Die Idee mag interessant sein: Der Kirschgarten wird als mit einem gewissen Eigenleben ausgestatteten Symbol für den Umgang der Menschen mit der Natur im 21 Jh. herangezogen. Aber was dieses Stück daraus macht ist erstens unausgereift und langweilig. Die vielen technischen Spielchen lenken vom fehlenden Inhalt ab; dass die Zeit zurückgedreht wird (soll dies Hoffnung vermitteln - die Chance aufzeigen, dass wir das Klima noch retten können? - es wird nicht klar) dauert für eine damit vermeintlich verbundene Botschaft viel zu lange.

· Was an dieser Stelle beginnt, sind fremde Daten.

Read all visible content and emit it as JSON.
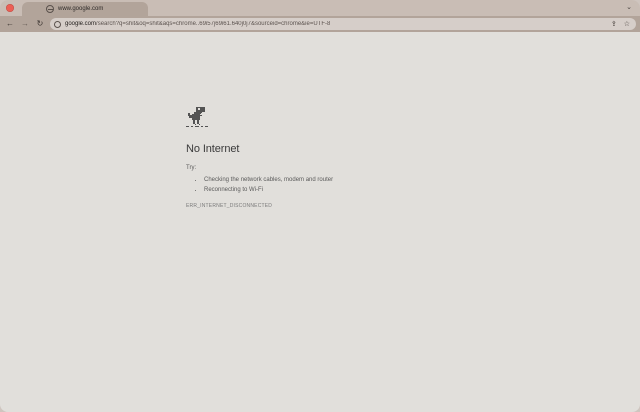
{
  "tab": {
    "title": "www.google.com",
    "menu_icon": "chevron-down-icon"
  },
  "toolbar": {
    "back_icon": "arrow-left-icon",
    "forward_icon": "arrow-right-icon",
    "reload_icon": "reload-icon"
  },
  "omnibox": {
    "host": "google.com",
    "path": "/search?q=shit&oq=shit&aqs=chrome..69i57j69i61.640j0j7&sourceid=chrome&ie=UTF-8",
    "share_icon": "share-icon",
    "bookmark_icon": "star-icon"
  },
  "error": {
    "icon": "dinosaur-icon",
    "heading": "No Internet",
    "try_label": "Try:",
    "suggestions": [
      "Checking the network cables, modem and router",
      "Reconnecting to Wi-Fi"
    ],
    "code": "ERR_INTERNET_DISCONNECTED"
  }
}
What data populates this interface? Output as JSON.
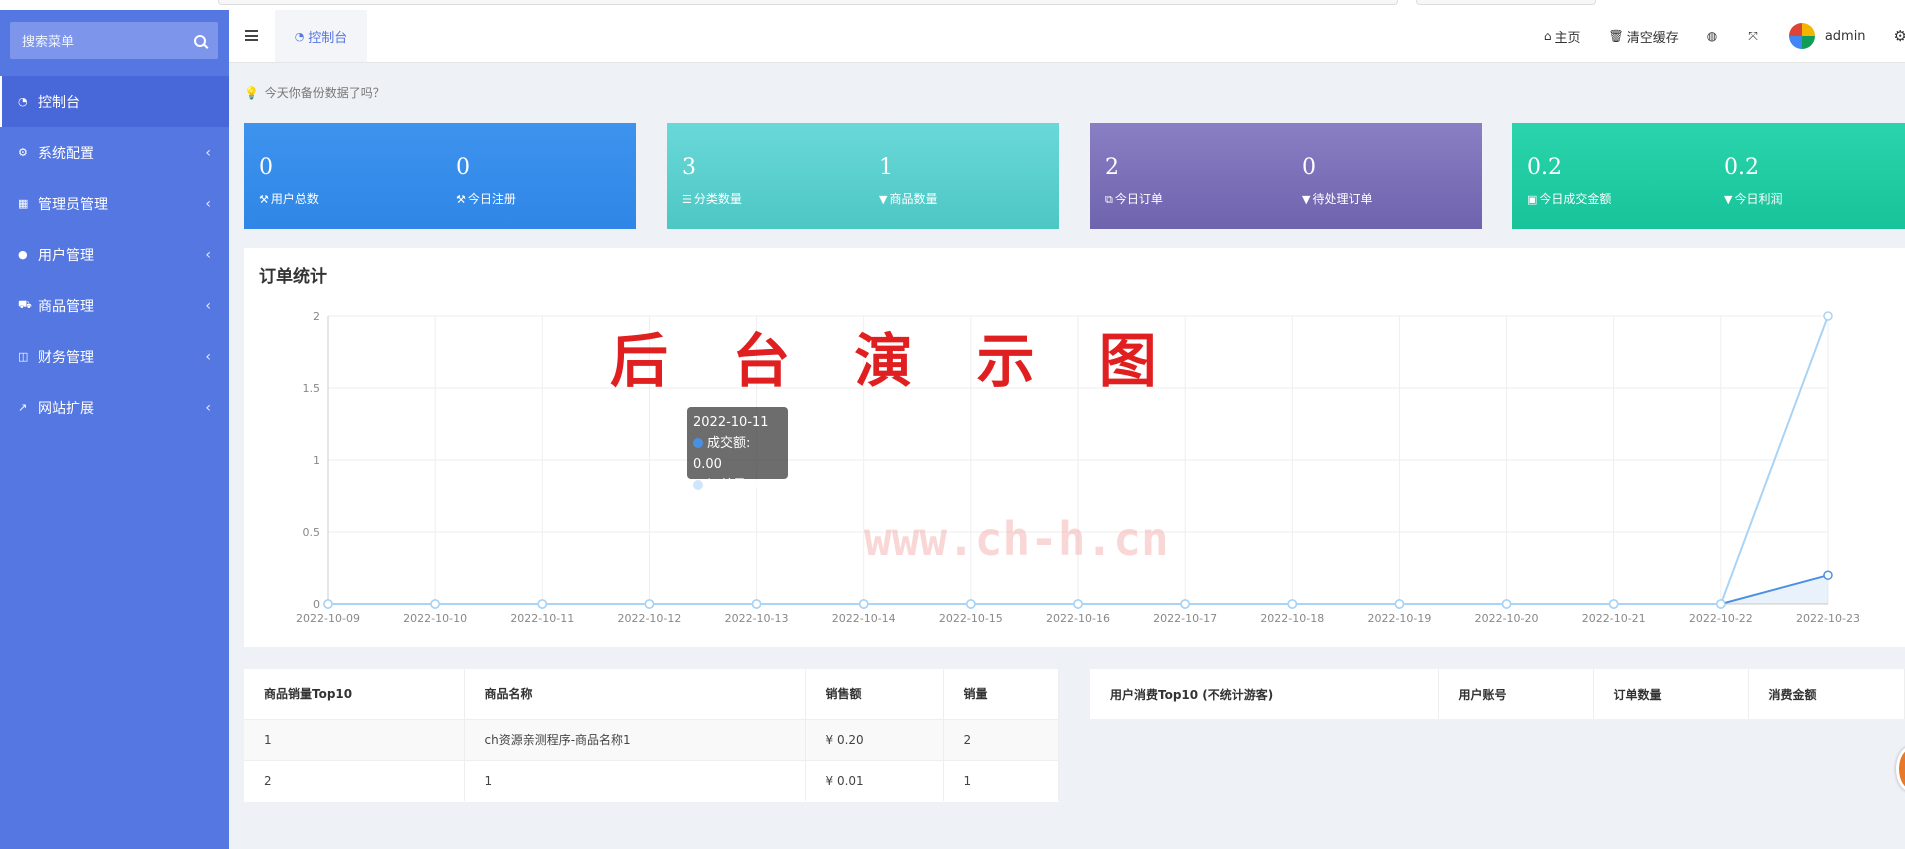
{
  "sidebar": {
    "search_placeholder": "搜索菜单",
    "items": [
      {
        "label": "控制台",
        "icon": "dashboard-icon",
        "active": true
      },
      {
        "label": "系统配置",
        "icon": "cogs-icon"
      },
      {
        "label": "管理员管理",
        "icon": "windows-icon"
      },
      {
        "label": "用户管理",
        "icon": "user-icon"
      },
      {
        "label": "商品管理",
        "icon": "cart-icon"
      },
      {
        "label": "财务管理",
        "icon": "columns-icon"
      },
      {
        "label": "网站扩展",
        "icon": "external-link-icon"
      }
    ]
  },
  "navbar": {
    "tab_label": "控制台",
    "home_label": "主页",
    "clear_cache_label": "清空缓存",
    "user_name": "admin"
  },
  "tip": "今天你备份数据了吗？",
  "stats": [
    {
      "a_value": "0",
      "a_label": "用户总数",
      "b_value": "0",
      "b_label": "今日注册",
      "color": "#3a8ee6"
    },
    {
      "a_value": "3",
      "a_label": "分类数量",
      "b_value": "1",
      "b_label": "商品数量",
      "color": "#5bcfcf"
    },
    {
      "a_value": "2",
      "a_label": "今日订单",
      "b_value": "0",
      "b_label": "待处理订单",
      "color": "#7b70b8"
    },
    {
      "a_value": "0.2",
      "a_label": "今日成交金额",
      "b_value": "0.2",
      "b_label": "今日利润",
      "color": "#22cca4"
    }
  ],
  "chart": {
    "title": "订单统计",
    "watermark": "后 台 演 示 图",
    "watermark_url": "www.ch-h.cn",
    "tooltip": {
      "date": "2022-10-11",
      "line1": "成交额: 0.00",
      "line2": "订单量: 0"
    }
  },
  "chart_data": {
    "type": "line",
    "x": [
      "2022-10-09",
      "2022-10-10",
      "2022-10-11",
      "2022-10-12",
      "2022-10-13",
      "2022-10-14",
      "2022-10-15",
      "2022-10-16",
      "2022-10-17",
      "2022-10-18",
      "2022-10-19",
      "2022-10-20",
      "2022-10-21",
      "2022-10-22",
      "2022-10-23"
    ],
    "series": [
      {
        "name": "成交额",
        "values": [
          0,
          0,
          0,
          0,
          0,
          0,
          0,
          0,
          0,
          0,
          0,
          0,
          0,
          0,
          0.2
        ],
        "color": "#4a90e2",
        "area": true
      },
      {
        "name": "订单量",
        "values": [
          0,
          0,
          0,
          0,
          0,
          0,
          0,
          0,
          0,
          0,
          0,
          0,
          0,
          0,
          2
        ],
        "color": "#a9d4f5",
        "area": false
      }
    ],
    "ylim": [
      0,
      2
    ],
    "yticks": [
      "0",
      "0.5",
      "1",
      "1.5",
      "2"
    ],
    "grid": true
  },
  "top_products": {
    "headers": [
      "商品销量Top10",
      "商品名称",
      "销售额",
      "销量"
    ],
    "rows": [
      [
        "1",
        "ch资源亲测程序-商品名称1",
        "¥ 0.20",
        "2"
      ],
      [
        "2",
        "1",
        "¥ 0.01",
        "1"
      ]
    ]
  },
  "top_users": {
    "headers": [
      "用户消费Top10 (不统计游客)",
      "用户账号",
      "订单数量",
      "消费金额"
    ],
    "rows": []
  }
}
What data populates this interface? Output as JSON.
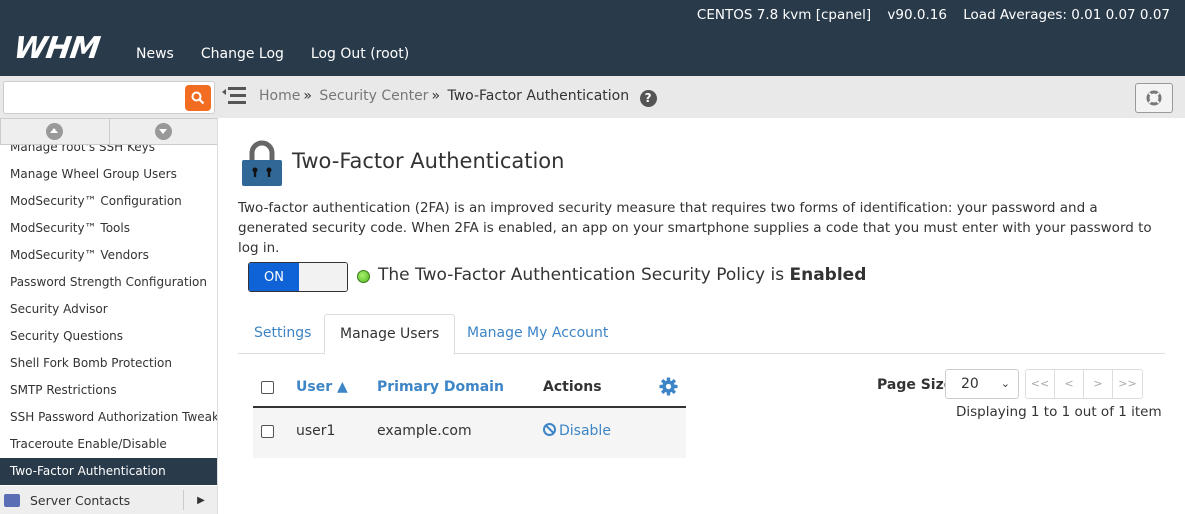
{
  "header": {
    "logo": "WHM",
    "nav": [
      "News",
      "Change Log",
      "Log Out (root)"
    ],
    "sysinfo": {
      "os": "CENTOS 7.8 kvm [cpanel]",
      "version": "v90.0.16",
      "load": "Load Averages: 0.01 0.07 0.07"
    }
  },
  "search": {
    "value": "",
    "placeholder": ""
  },
  "breadcrumb": {
    "items": [
      "Home",
      "Security Center",
      "Two-Factor Authentication"
    ],
    "separator": "»"
  },
  "sidebar": {
    "items": [
      "Manage root's SSH Keys",
      "Manage Wheel Group Users",
      "ModSecurity™ Configuration",
      "ModSecurity™ Tools",
      "ModSecurity™ Vendors",
      "Password Strength Configuration",
      "Security Advisor",
      "Security Questions",
      "Shell Fork Bomb Protection",
      "SMTP Restrictions",
      "SSH Password Authorization Tweak",
      "Traceroute Enable/Disable",
      "Two-Factor Authentication"
    ],
    "active_index": 12,
    "footer": "Server Contacts"
  },
  "page": {
    "title": "Two-Factor Authentication",
    "description": "Two-factor authentication (2FA) is an improved security measure that requires two forms of identification: your password and a generated security code. When 2FA is enabled, an app on your smartphone supplies a code that you must enter with your password to log in.",
    "toggle": {
      "label": "ON",
      "state": true
    },
    "status_prefix": "The Two-Factor Authentication Security Policy is ",
    "status_value": "Enabled",
    "status_color": "#5ac224"
  },
  "tabs": [
    {
      "label": "Settings",
      "active": false
    },
    {
      "label": "Manage Users",
      "active": true
    },
    {
      "label": "Manage My Account",
      "active": false
    }
  ],
  "table": {
    "columns": [
      "User ▲",
      "Primary Domain",
      "Actions"
    ],
    "rows": [
      {
        "user": "user1",
        "domain": "example.com",
        "action": "Disable"
      }
    ]
  },
  "pager": {
    "page_size_label": "Page Size",
    "page_size": "20",
    "buttons": [
      "<<",
      "<",
      ">",
      ">>"
    ],
    "info": "Displaying 1 to 1 out of 1 item"
  },
  "colors": {
    "header_bg": "#293a4a",
    "accent": "#3d85c6",
    "search_btn": "#f26c21",
    "toggle_on": "#0f63d6"
  }
}
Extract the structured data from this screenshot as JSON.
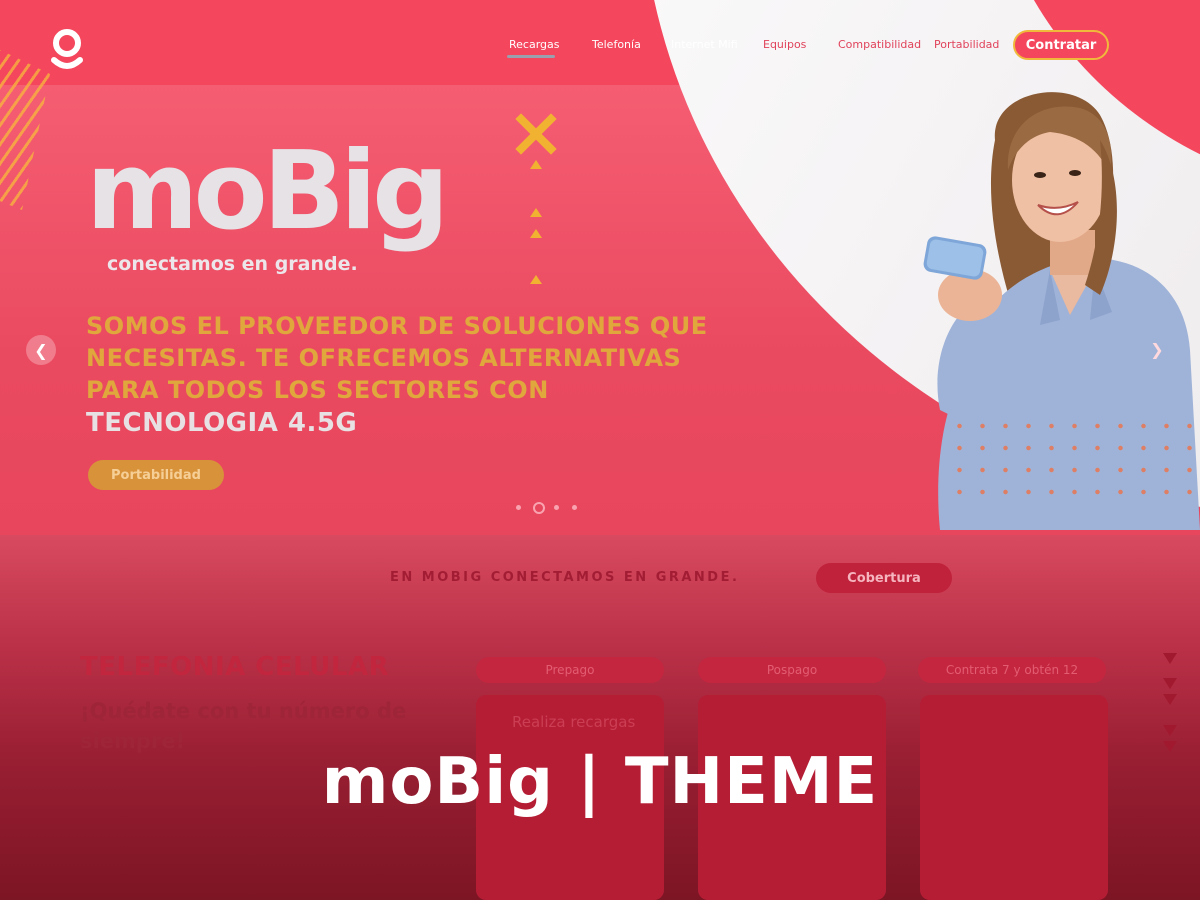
{
  "header": {
    "logo_icon": "mobig-logo-icon",
    "nav": [
      {
        "label": "Recargas",
        "active": true
      },
      {
        "label": "Telefonía"
      },
      {
        "label": "Internet Mifi"
      },
      {
        "label": "Equipos"
      },
      {
        "label": "Compatibilidad"
      },
      {
        "label": "Portabilidad"
      }
    ],
    "cta_label": "Contratar"
  },
  "hero": {
    "brand": "moBig",
    "tagline": "conectamos en grande.",
    "headline": "SOMOS EL PROVEEDOR DE SOLUCIONES QUE NECESITAS. TE OFRECEMOS ALTERNATIVAS PARA TODOS LOS SECTORES CON",
    "headline_highlight": "TECNOLOGIA 4.5G",
    "button_label": "Portabilidad",
    "prev_icon": "chevron-left-icon",
    "next_icon": "chevron-right-icon",
    "slides_count": 4,
    "active_slide": 2
  },
  "coverage": {
    "tagline": "EN MOBIG CONECTAMOS EN GRANDE.",
    "button_label": "Cobertura"
  },
  "plans": {
    "title": "TELEFONIA CELULAR",
    "subtitle": "¡Quédate con tu número de siempre!",
    "tabs": [
      "Prepago",
      "Pospago",
      "Contrata 7 y obtén 12"
    ],
    "card_text": "Realiza recargas"
  },
  "overlay_title": "moBig | THEME",
  "colors": {
    "brand_red": "#f4465d",
    "accent_yellow": "#f0b93b",
    "accent_orange": "#d8923a",
    "dark_red": "#7c1524"
  }
}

Das Schauspiel ist leider, leider nur mäßig und die Auswahl der Erzählung aus dem Originaltext wirkt so willkürlich, wie das Verhältnis zwischen eingespielter Geigenmusik, Redeanteil und Schauspiel ingesamt.
Insgesamt ist diese Inszenierung nicht virtuos, oder tiefgründig, sondern plump und uninspirierend.
Das Hamburger Schauspielhaus sollte sich bis in den tiefsten Grund schämen, seine Zuschauer mit einem solchen Machwerk zu belästigen!
Aber es hat sich offenbar inzwischen schon herumgesprochen: im Zuschauerraum gähnende Leere, nur vereinzelt zaghafter Beifall mit Rücksicht auf die statt Schauspielern angeheuerten Statisten, ansonsten betretenes Schweigen.
Der düpierte Zuschauern enteilt dem kunstlosen Ort, um nicht sobald wiederzukehren.